In the 1930s, Americans had to figure out how to adjust the government to an international world. The Great Crash of 1929 ushered in a worldwide depression and Democratic President Franklin Delano Roosevelt and congressional Democrats used the government to regulate business, provide a basic social safety net, and promote infrastructure to enable ordinary men to make a living. With the outbreak of World War Two, they used their new active government to defeat fascism and strengthen U.S. democracy.
Their New Deal government was so popular most Americans assumed it was here to stay, and simply stopped thinking about it. And, once again, a backlash spearheaded by those who wanted the government simply to protect property erased much of the newly active government, and set out to erase more. When Republican Ronald Reagan took office in 1981, they began the process of dismantling the active post-WWII government. And, once again, wealth moved upward. As the wealthy gained more and more power, the legislation they backed endangered the equality on which democracy depends.

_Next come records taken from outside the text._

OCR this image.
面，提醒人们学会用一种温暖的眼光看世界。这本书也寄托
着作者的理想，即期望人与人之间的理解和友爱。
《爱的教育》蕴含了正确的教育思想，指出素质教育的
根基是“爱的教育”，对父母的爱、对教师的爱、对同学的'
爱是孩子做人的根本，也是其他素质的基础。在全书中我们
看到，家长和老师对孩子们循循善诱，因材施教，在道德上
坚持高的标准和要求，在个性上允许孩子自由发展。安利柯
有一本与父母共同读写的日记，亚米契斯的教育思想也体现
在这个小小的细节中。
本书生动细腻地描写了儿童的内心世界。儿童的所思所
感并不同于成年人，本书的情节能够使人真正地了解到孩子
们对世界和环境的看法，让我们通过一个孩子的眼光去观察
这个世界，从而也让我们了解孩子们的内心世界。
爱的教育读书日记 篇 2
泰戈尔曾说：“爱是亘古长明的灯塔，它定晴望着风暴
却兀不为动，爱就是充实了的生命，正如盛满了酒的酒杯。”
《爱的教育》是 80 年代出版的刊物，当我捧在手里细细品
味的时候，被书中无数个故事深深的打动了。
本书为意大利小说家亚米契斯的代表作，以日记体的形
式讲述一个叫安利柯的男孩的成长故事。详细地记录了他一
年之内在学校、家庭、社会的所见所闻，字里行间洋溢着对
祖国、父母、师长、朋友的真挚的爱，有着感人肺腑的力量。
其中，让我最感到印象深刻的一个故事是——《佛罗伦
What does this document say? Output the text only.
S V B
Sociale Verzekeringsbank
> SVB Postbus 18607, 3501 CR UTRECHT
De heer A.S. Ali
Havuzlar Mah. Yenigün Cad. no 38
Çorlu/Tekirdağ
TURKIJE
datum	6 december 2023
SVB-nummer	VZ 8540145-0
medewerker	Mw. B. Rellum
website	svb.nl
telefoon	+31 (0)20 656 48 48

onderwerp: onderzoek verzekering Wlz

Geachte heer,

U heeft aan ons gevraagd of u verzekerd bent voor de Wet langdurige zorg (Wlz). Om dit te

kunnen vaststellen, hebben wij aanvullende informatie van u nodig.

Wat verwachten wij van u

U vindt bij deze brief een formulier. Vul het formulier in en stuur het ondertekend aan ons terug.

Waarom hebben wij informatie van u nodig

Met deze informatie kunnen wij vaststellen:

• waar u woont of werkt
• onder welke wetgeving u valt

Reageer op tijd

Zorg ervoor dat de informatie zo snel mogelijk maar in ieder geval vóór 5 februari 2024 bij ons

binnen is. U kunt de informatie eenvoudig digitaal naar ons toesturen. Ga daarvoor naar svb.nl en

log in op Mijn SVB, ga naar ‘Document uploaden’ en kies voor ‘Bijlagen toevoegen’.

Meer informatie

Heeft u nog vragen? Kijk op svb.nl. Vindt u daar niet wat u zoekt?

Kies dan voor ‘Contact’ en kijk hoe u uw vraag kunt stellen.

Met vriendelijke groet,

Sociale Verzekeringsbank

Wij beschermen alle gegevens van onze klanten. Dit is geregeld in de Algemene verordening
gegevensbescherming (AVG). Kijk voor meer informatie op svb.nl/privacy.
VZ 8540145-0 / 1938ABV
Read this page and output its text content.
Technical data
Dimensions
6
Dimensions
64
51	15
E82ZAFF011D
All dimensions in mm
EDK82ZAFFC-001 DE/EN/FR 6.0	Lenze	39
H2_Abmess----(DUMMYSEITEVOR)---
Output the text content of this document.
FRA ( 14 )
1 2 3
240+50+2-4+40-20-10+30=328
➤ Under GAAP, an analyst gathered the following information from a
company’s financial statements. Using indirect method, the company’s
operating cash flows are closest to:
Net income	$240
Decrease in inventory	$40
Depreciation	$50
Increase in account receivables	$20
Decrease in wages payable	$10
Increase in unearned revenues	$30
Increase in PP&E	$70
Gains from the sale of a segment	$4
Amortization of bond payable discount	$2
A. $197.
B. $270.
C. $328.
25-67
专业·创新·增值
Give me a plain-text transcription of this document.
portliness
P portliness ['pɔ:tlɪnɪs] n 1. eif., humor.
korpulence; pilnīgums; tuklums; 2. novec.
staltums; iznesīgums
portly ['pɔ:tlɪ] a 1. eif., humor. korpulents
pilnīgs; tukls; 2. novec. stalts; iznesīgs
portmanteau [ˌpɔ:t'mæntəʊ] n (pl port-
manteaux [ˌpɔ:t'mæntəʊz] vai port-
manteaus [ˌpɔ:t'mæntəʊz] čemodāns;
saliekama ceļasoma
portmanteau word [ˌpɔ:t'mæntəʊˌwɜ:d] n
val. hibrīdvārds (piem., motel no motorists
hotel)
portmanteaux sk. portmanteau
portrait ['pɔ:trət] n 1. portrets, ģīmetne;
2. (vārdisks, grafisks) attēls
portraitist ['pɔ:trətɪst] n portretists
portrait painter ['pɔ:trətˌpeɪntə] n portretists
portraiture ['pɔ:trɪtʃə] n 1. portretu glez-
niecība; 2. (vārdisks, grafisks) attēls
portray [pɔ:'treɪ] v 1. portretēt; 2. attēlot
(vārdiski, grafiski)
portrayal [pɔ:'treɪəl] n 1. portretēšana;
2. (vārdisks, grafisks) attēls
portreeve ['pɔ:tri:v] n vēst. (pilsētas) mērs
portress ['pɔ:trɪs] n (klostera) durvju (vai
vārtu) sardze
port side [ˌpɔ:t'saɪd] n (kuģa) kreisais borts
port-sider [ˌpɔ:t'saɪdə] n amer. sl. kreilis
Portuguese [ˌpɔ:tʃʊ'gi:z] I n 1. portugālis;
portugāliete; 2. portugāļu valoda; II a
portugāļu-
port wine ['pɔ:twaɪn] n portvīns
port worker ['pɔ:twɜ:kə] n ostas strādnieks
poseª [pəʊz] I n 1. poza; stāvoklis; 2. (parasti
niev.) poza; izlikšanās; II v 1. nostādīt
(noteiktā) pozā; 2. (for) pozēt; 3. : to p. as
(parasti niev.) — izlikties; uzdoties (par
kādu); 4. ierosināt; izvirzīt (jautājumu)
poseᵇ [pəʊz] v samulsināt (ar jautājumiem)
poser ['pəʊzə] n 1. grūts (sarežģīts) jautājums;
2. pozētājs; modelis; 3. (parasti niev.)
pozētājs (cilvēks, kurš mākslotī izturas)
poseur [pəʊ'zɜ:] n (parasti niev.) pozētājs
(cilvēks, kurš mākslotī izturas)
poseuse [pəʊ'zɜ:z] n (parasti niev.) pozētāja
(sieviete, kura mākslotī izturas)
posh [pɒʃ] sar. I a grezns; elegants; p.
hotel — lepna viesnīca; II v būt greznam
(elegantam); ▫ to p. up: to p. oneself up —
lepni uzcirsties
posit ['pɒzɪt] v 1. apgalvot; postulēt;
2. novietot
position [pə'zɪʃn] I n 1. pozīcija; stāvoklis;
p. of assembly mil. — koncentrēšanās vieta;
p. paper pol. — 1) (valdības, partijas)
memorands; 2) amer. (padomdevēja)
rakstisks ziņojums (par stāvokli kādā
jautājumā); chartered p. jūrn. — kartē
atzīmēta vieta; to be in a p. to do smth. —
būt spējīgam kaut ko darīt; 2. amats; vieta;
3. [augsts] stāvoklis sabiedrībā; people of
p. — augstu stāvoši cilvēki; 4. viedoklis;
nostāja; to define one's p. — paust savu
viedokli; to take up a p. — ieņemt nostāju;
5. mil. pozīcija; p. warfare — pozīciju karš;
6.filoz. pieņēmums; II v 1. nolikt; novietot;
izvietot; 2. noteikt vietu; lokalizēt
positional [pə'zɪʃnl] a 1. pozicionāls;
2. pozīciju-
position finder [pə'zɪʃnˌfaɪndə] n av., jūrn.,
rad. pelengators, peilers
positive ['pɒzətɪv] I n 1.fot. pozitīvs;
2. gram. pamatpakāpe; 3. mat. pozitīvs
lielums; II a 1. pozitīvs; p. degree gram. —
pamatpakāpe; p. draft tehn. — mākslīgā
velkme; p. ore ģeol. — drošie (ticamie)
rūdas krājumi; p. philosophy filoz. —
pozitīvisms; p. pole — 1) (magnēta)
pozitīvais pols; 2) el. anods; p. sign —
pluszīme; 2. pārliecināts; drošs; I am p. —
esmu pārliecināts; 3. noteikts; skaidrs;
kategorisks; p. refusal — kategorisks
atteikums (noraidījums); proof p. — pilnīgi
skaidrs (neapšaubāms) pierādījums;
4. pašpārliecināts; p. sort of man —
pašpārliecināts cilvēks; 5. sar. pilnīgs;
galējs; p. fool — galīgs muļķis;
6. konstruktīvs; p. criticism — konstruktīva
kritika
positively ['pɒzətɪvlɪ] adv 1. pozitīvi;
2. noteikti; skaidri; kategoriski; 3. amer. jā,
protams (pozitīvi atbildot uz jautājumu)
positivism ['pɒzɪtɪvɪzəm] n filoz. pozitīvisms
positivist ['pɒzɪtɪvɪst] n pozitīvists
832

Now, we are in the midst of another cycle. The rise of multi-national billionaires and international mobsters who are seeking to control western democracies by cyberwarfare illustrates that we are in yet another profound crisis. But our stripped-down government cannot handle this modern world. Trump’s response to the novel coronavirus shows just how unable our government is to answer the great problems of the day.
In the past, similar times of crisis highlighted that the government's focus on the protection of property alone put the equality that underpins our democracy at risk. When that happened, Americans rose up and demanded a government that regulated the accumulation of wealth and promoted equality of opportunity for all, working for ordinary Americans rather than a small elite.
It sure feels like we are in the midst of a sea change.